Calmer wind conditions would be expected to prevail right now, but the Ulysses data indicates circumstances unprecedented in recent times.
The Sun is a variable star; activity rises and falls in cycles
"This is a whole Sun phenomenon," said Dave McComas, Ulysses solar wind instrument principal investigator, from Southwest Research Institute, San Antonio, US.
"The entire Sun is blowing significantly less hard - about 20-25% less hard - than it was during the last solar minimum 10-15 years ago.
"That's a very significant change. In fact, the solar wind we're seeing now is blowing the least hard we've see it for a prolonged time, since the start of those observations in the 1960s at the start of the space age."
In addition to being calmer, the wind measured at Ulysses is 13% cooler.
However, judging from Sun activity data collected by non-satellite methods over the past 200 years, the current behaviour is thought to be well within the long-term norm.
Nonetheless, scientists expect the weakened wind to have a wide range of impacts.

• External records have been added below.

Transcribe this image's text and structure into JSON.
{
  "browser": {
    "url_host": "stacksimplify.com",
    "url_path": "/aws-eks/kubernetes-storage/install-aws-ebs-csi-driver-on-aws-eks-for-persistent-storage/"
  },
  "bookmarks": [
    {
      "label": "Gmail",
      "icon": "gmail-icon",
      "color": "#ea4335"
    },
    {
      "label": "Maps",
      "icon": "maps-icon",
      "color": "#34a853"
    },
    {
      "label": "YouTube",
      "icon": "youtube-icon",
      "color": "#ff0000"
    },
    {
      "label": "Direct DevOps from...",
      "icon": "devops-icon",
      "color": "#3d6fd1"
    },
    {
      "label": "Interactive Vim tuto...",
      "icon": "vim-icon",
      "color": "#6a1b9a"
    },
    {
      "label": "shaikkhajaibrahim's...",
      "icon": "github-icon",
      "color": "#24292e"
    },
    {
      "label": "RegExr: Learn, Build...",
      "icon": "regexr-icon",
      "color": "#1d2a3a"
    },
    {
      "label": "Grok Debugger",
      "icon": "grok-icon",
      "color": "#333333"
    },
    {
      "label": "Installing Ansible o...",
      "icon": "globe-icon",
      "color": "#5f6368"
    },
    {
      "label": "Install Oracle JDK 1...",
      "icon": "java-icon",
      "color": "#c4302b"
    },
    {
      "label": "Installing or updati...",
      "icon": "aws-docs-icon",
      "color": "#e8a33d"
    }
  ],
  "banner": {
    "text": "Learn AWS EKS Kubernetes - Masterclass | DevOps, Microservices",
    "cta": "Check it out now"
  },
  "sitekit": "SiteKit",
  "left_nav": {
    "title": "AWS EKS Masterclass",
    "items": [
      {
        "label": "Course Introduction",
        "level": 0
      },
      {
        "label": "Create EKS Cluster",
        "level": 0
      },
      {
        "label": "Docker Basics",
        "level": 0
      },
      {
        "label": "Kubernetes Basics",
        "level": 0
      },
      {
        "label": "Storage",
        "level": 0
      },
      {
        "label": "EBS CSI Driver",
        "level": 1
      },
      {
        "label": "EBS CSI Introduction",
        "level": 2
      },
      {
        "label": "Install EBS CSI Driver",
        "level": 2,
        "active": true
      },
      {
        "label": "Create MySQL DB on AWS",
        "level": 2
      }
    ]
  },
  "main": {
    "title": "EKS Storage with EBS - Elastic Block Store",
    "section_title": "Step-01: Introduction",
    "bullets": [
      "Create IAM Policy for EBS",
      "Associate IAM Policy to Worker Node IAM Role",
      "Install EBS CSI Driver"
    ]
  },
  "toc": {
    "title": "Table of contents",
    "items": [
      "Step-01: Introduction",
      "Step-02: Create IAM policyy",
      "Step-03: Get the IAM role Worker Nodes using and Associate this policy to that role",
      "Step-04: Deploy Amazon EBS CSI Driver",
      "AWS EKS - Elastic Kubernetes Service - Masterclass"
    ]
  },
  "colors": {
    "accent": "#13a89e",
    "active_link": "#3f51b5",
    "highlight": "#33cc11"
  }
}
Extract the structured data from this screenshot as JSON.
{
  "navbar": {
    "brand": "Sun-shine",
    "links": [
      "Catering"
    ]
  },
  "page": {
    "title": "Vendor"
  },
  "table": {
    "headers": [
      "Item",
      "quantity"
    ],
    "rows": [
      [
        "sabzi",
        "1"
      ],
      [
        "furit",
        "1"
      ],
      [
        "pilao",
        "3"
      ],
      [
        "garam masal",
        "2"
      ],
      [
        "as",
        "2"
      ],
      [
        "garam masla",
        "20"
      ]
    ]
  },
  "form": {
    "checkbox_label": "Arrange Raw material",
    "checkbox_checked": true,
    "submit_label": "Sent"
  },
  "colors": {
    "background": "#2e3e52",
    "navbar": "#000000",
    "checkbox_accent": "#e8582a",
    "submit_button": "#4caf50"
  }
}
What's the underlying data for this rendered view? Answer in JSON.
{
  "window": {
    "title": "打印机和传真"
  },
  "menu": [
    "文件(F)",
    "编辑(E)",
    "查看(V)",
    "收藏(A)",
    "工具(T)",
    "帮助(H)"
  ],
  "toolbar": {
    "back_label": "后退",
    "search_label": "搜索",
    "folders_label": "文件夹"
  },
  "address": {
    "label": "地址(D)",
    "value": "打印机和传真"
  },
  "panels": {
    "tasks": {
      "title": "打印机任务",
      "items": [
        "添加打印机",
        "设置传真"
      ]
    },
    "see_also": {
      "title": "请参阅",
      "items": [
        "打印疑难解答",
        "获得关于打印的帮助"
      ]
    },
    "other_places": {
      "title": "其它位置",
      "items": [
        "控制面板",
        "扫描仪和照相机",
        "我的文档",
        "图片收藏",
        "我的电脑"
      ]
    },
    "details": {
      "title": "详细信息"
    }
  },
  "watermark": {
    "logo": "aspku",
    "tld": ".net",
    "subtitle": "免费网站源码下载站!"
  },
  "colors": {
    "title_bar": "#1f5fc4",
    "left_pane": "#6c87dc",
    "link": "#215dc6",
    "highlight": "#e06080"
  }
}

The charged wind particles also carry with them the Sun's magnetic field, and this has a protective role in limiting the number of high-energy cosmic rays that can enter the Solar System.
More of them will probably now make their way through.
Many of these rays, which include electrons and atomic nuclei, originate in exploding stars and at black holes, and move at colossal speeds.
The Voyager spacecraft will move beyond the solar wind's influence
They pose no major risk to people on Earth because our atmosphere also works to reduce their intensity; but they are a consideration for space operations.
The rays can damage satellite electronics, and if current solar wind conditions persist, engineers would have to take this into account when deciding how to "harden" their spacecraft. Astronauts, too, are at risk from the higher doses of radiation associated with cosmic rays.
"The Sun also puts out cosmic rays in the form of bursts and these bursts are much less frequent at solar minimum. However, when they do occur at solar minimum, they are more lethal, so this is not a good time to be travelling in space owing to both kinds of cosmic rays," explained Professor Nancy Crooker, from Boston University, Massachusetts, US.
"Reduced solar activity also leads to the cooling of Earth's upper atmosphere and if Earth's upper atmosphere is cooler then there is less drag up there on satellites and this means we are left with much more debris up there - which is also something astronauts have to look out for."
Some researchers have attempted to link the intensity of cosmic rays at Earth to cloudiness and climate change. Current conditions may be a good opportunity to test these ideas further.
Artist's impression: The wind forms a bubble of material around the Sun
The Ulysses mission is a co-operative venture between the US space agency and the European Space Agency (Esa). Launched by the shuttle in 1990, it was the first satellite to study the space environment above and below the Sun's poles.
It samples the solar wind and solar magnetic field as it circles the star in a six-year orbit that also carries it out to Jupiter and back.
But the harsh conditions of space are now slowly taking their toll on the spacecraft.
Ulysses' main transmitter no longer works and it is struggling to put enough power into its heating systems. With the satellite currently moving away from the Sun, it is gradually getting colder; and engineers expect the hydrazine fuel used in its thrusters to freeze very soon.
When this happens, Ulysses will no longer be able to orientate itself and its antenna, and contact will be lost with Earth.
"Even though the end is now in sight, every day's worth of new data is adding to our knowledge of the Sun and its environment; and it's been a great and exciting mission," said Richard Marsden, Esa's Ulysses project scientist and mission manager.